Business

Alarm

Power consumption will be cut for oil and fat producers

Power consumption will be cut for oil and fat producers
Oil and fat companies might miss the season
Photo: Konstantin Melnitsky

The Ukroliyaprom Association asks the government to lift restrictions on consumption of electricity at oil extraction plants, according to its CEO Stepan Kapshuk. He said last week the oblenergos (regional power distribution companies) sent letters to companies processing sunflower demanding to limit power consumption by 10 — 30% over the period of August 11 — 31 with a loss of capacity in the power network. Capital has the corresponding documents at its disposal. The press service of Odesaoblenergo explained that such energy saving was initiated by the Ministry of Energy and Coal Industry and Ukrenergo. These requirements will apply not only to oil processing companies but also to all major consumers of electricity. The reason for the saving mode is the lack of coal for production of thermal energy. According to the Ministry of Energy, last month the amount of extracted coal dropped by 21.6% — to 5.58 mn t due to the military operations in the Donbas region. 30 — 35 mines have been shut down in the ATO zone. In July miners extracted 315,000 t of solid fuel below the target.

«We addressed Premier Arseniy Yatsenyuk, Vice Premier Volodymyr Groisman, Energy Minister Yuriy Prodan, Minister of Agrarian Policy Ihor Shvaika, Chairman of the National Commission for State Regulation in the Energy Sector Serhiy Titenko and CEO of the Employers Federation Ruslan Ilyichev asking to cancel the limitation of daily consumption of electric power and limitation of capacity for oil processing companies,» says Kapshuk.

Processors are indignant

The Poltava Oil Extraction Plant, which is a part of the Kernel Group, was set a daily consumption of power at the rate of 40,000 kWh. Smooth operation of the enterprise requires 85,000 kWh daily, says the letter from the Kernel Group to Ukroliyaprom. «Reduction of energy consumption at our company is technically impossible, because production is based on a closed loop cycle that cannot be interrupted, because the production line is continuous and the operation mode is round-the-clock,» says Director of the Poltava Oil Extraction Plant Serhiy Danylchenko. He notes that an attempt to change the process would increase the likelihood of an emergency situation, which could result in a fire or an explosion.

For the Kirovohrad enterprise Gradoliya power consumption was reduced by 1,600 kWh per day. Its director Volodymyr Umrykhin warns that it will stop the plant and create difficulties in signing export contracts and settling accounts for loan obligations. The fixed limits are sufficient for the Creative PJSC for now, because currently preventive maintenance is being performed at two OEPs, so they are temporarily not operating, says Chairman of the Board of Directors of the company Yuriy Davydov.

Staying ahead

Ukroliyaprom raised the alarm in advance, says General Director of the Ukrainian Agribusiness Club Association Volodymyr Lapa. «The peak of processing accounts for September. If enterprises agree to such terms now, in September the reduction of limits could be extended,» he says.

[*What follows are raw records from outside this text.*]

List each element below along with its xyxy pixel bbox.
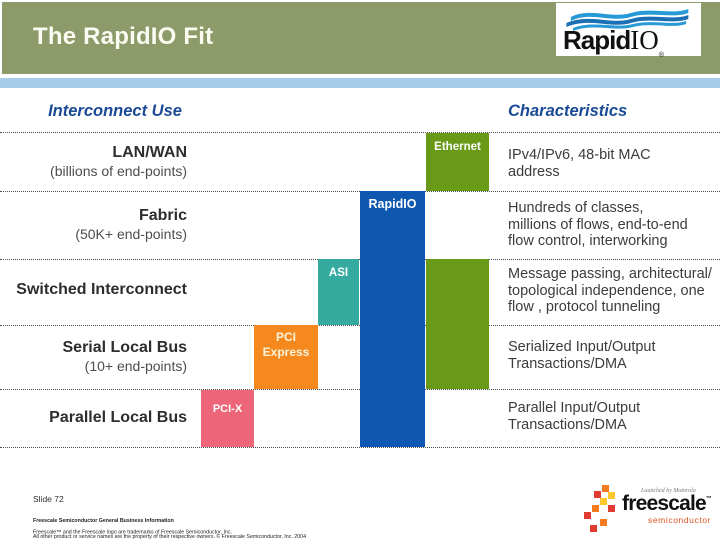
bar-label-asi: ASI xyxy=(328,267,349,279)
legal-text: Freescale Semiconductor General Business… xyxy=(33,514,306,540)
freescale-word: freescale xyxy=(622,492,707,515)
characteristic-serial-local-bus: Serialized Input/Output Transactions/DMA xyxy=(508,339,656,372)
freescale-logo: Launched by Motorola freescale™ semicond… xyxy=(580,479,712,535)
row-label-lan-wan: LAN/WAN (billions of end-points) xyxy=(0,143,187,180)
rapidio-logo-text: RapidIO® xyxy=(563,25,664,59)
row-label-subtitle: (50K+ end-points) xyxy=(75,226,187,242)
characteristic-switched-interconnect: Message passing, architectural/ topologi… xyxy=(508,266,712,315)
rapidio-logo-io: IO xyxy=(630,25,659,55)
launched-by-motorola-text: Launched by Motorola xyxy=(641,488,696,494)
trademark-symbol: ™ xyxy=(705,496,712,502)
bar-label-rapidio: RapidIO xyxy=(368,197,417,211)
bar-label-pci-express: PCI Express xyxy=(262,330,310,359)
bar-asi: ASI xyxy=(318,259,359,325)
bar-ethernet-lower xyxy=(426,259,489,389)
legal-line-1: Freescale Semiconductor General Business… xyxy=(33,517,174,524)
characteristic-lan-wan: IPv4/IPv6, 48-bit MAC address xyxy=(508,147,651,180)
bar-pci-express: PCI Express xyxy=(254,325,318,389)
bar-ethernet: Ethernet xyxy=(426,133,489,191)
page-title: The RapidIO Fit xyxy=(33,23,214,50)
row-label-subtitle: (10+ end-points) xyxy=(84,358,187,374)
row-separator xyxy=(0,132,720,133)
row-label-title: Serial Local Bus xyxy=(62,339,188,356)
bar-label-pci-x: PCI-X xyxy=(212,403,243,415)
rapidio-waves-icon xyxy=(566,9,689,31)
row-label-title: Parallel Local Bus xyxy=(49,409,187,426)
characteristic-parallel-local-bus: Parallel Input/Output Transactions/DMA xyxy=(508,400,641,433)
row-label-fabric: Fabric (50K+ end-points) xyxy=(0,206,187,243)
legal-lines: Freescale™ and the Freescale logo are tr… xyxy=(33,529,307,540)
row-label-title: Switched Interconnect xyxy=(16,281,187,298)
row-label-switched-interconnect: Switched Interconnect xyxy=(0,280,187,299)
bar-label-ethernet: Ethernet xyxy=(434,141,481,153)
semiconductor-text: semiconductor xyxy=(648,515,712,525)
freescale-wordmark: freescale™ xyxy=(622,492,712,516)
rapidio-logo-rapid: Rapid xyxy=(563,25,631,55)
column-heading-interconnect-use: Interconnect Use xyxy=(48,102,182,120)
rapidio-logo: RapidIO® xyxy=(556,3,701,59)
characteristic-fabric: Hundreds of classes, millions of flows, … xyxy=(508,200,688,249)
row-label-title: LAN/WAN xyxy=(112,144,187,161)
accent-band xyxy=(0,78,720,88)
row-separator xyxy=(0,447,720,448)
row-label-title: Fabric xyxy=(138,207,187,224)
bar-rapidio: RapidIO xyxy=(360,191,425,447)
row-label-serial-local-bus: Serial Local Bus (10+ end-points) xyxy=(0,338,188,375)
freescale-squares-icon xyxy=(584,485,615,532)
row-label-parallel-local-bus: Parallel Local Bus xyxy=(0,408,187,427)
row-label-subtitle: (billions of end-points) xyxy=(50,163,187,179)
registered-mark: ® xyxy=(658,52,664,59)
bar-pci-x: PCI-X xyxy=(201,390,254,447)
column-heading-characteristics: Characteristics xyxy=(508,102,628,120)
slide-number: Slide 72 xyxy=(33,494,64,504)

Limitation of power consumption by agrarians could be revised because it is a strategic sector of the Ukrainian economy, says Lapa. Earlier, the government made a decision on full provision of agrarians with natural gas.

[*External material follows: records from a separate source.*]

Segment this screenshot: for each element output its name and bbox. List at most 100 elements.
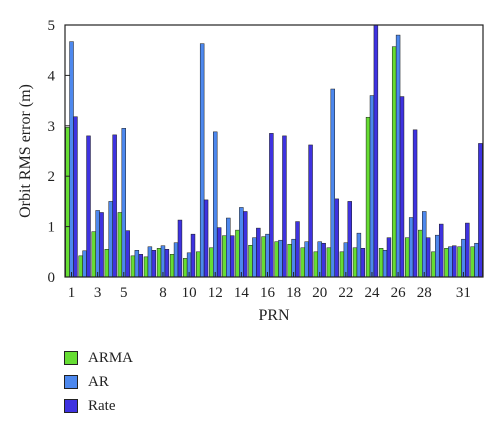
bar-ar-prn-26 (395, 34, 401, 278)
bar-arma-prn-2 (78, 255, 83, 278)
bar-rate-prn-3 (99, 212, 104, 278)
bar-rate-prn-9 (177, 219, 183, 278)
bar-ar-prn-31 (461, 238, 466, 278)
bar-rate-prn-31 (465, 222, 470, 278)
bar-rate-prn-12 (216, 227, 222, 278)
x-tick-label: 24 (364, 285, 380, 301)
bar-arma-prn-8 (156, 248, 162, 278)
bar-rate-prn-1 (73, 116, 78, 278)
x-tick-label: 26 (391, 285, 407, 301)
bar-arma-prn-10 (182, 258, 188, 278)
bar-rate-prn-6 (138, 254, 143, 278)
bar-rate-prn-21 (334, 198, 339, 278)
bar-rate-prn-7 (151, 250, 157, 278)
bar-rate-prn-4 (112, 134, 117, 278)
bar-ar-prn-16 (265, 233, 270, 278)
bar-arma-prn-17 (274, 241, 279, 278)
bar-ar-prn-4 (108, 201, 113, 278)
bar-rate-prn-8 (164, 249, 170, 278)
bar-arma-prn-6 (130, 255, 136, 278)
bar-arma-prn-1 (65, 127, 70, 278)
bar-ar-prn-9 (173, 242, 179, 278)
bar-rate-prn-28 (425, 237, 431, 278)
bar-ar-prn-3 (95, 210, 100, 278)
x-tick-label: 22 (338, 285, 353, 301)
bar-rate-prn-15 (256, 227, 261, 278)
x-tick-label: 16 (260, 285, 276, 301)
legend-item-ar: AR (64, 371, 133, 393)
bar-ar-prn-17 (278, 239, 283, 278)
bar-arma-prn-13 (222, 235, 227, 278)
bar-ar-prn-15 (252, 237, 257, 278)
bar-arma-prn-21 (326, 247, 332, 278)
x-tick-label: 31 (456, 285, 471, 301)
y-axis: 0 1 2 3 4 5 (48, 18, 70, 286)
bar-ar-prn-13 (226, 217, 231, 278)
x-axis: 1 3 5 8 10 12 14 16 18 20 22 24 26 28 31 (68, 272, 471, 301)
bar-arma-prn-22 (339, 251, 345, 278)
x-tick-label: 10 (182, 285, 197, 301)
bar-rate-prn-2 (86, 135, 91, 278)
x-tick-label: 3 (94, 285, 102, 301)
x-axis-title: PRN (258, 307, 290, 324)
bar-ar-prn-11 (199, 43, 205, 278)
bar-arma-prn-25 (378, 248, 384, 278)
bar-arma-prn-7 (143, 256, 149, 278)
bar-ar-prn-28 (422, 211, 427, 278)
bar-arma-prn-11 (196, 251, 201, 278)
legend-item-rate: Rate (64, 395, 133, 417)
bar-arma-prn-16 (261, 236, 266, 278)
y-tick-label: 5 (48, 18, 56, 34)
bar-arma-prn-27 (405, 237, 410, 278)
bar-ar-prn-18 (291, 238, 296, 278)
bar-ar-prn-22 (343, 242, 349, 278)
bar-rate-prn-26 (399, 96, 405, 278)
bar-arma-prn-32 (470, 246, 475, 278)
bar-ar-prn-6 (134, 250, 140, 278)
bar-ar-prn-29 (435, 234, 440, 278)
y-axis-title: Orbit RMS error (m) (17, 84, 34, 218)
bar-ar-prn-24 (369, 95, 375, 278)
bar-arma-prn-31 (457, 246, 462, 278)
bar-rate-prn-17 (282, 135, 287, 278)
bar-arma-prn-5 (117, 212, 123, 278)
bar-arma-prn-3 (91, 231, 96, 278)
bar-rate-prn-10 (190, 233, 196, 278)
bar-rate-prn-32 (478, 143, 483, 278)
bar-arma-prn-14 (235, 229, 240, 278)
bar-arma-prn-30 (444, 248, 449, 278)
bar-rate-prn-20 (321, 242, 326, 278)
bar-rate-prn-16 (269, 133, 274, 278)
bar-rate-prn-30 (452, 245, 457, 278)
bar-rate-prn-11 (203, 199, 209, 278)
bar-arma-prn-15 (248, 245, 253, 278)
bar-arma-prn-29 (431, 251, 436, 278)
legend-swatch-ar (64, 375, 78, 389)
plot-frame (64, 24, 484, 278)
bar-rate-prn-13 (229, 235, 235, 278)
bar-ar-prn-1 (69, 41, 74, 278)
bar-ar-prn-14 (239, 207, 244, 278)
x-tick-label: 12 (208, 285, 223, 301)
legend-item-arma: ARMA (64, 347, 133, 369)
bar-ar-prn-7 (147, 246, 153, 278)
bar-rate-prn-23 (360, 248, 366, 278)
x-tick-label: 8 (159, 285, 167, 301)
bar-ar-prn-12 (213, 131, 218, 278)
bar-ar-prn-32 (474, 242, 479, 278)
bar-ar-prn-5 (121, 128, 126, 278)
bar-arma-prn-28 (418, 229, 423, 278)
legend-label-arma: ARMA (88, 349, 134, 366)
x-tick-label: 20 (312, 285, 327, 301)
bar-rate-prn-19 (308, 144, 313, 278)
bar-ar-prn-21 (330, 88, 335, 278)
bar-ar-prn-20 (317, 241, 322, 278)
bar-arma-prn-20 (313, 251, 319, 278)
bar-rate-prn-24 (373, 24, 379, 278)
bar-rate-prn-5 (125, 230, 130, 278)
bar-arma-prn-12 (209, 247, 214, 278)
bar-arma-prn-18 (287, 243, 292, 278)
x-tick-label: 1 (68, 285, 76, 301)
y-tick-label: 2 (48, 169, 56, 185)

Director of ProAgro Communications Company Mykola Vernytskiy believes that transition to alternative energy sources may be the way out of this situation. «Pellets are sold, while foreign energy is consumed, because it is cheaper,» says the expert. Davydov notes that Creative’s factories have already introduced such technologies: the group covers 70 — 75% of its energy needs by burning pellets.

In case of the extension of power limits, says Kapshuk, oil processing companies will have to abandon export contracts which they will not be able to execute because of the down time. According to Ukroliyaprom, the oil and fat industry brings the country close to US $300 mn in foreign exchange earnings every month. According to the State Statistics Service, during the first seven months of this year Ukraine exported sunflower oil to the amount of US $2.24 bn.

Kapshuk says that currently there are 47 oil-extracting enterprises in Ukraine, 3 — 4 of which will not work, because they are located close to the ATO zone.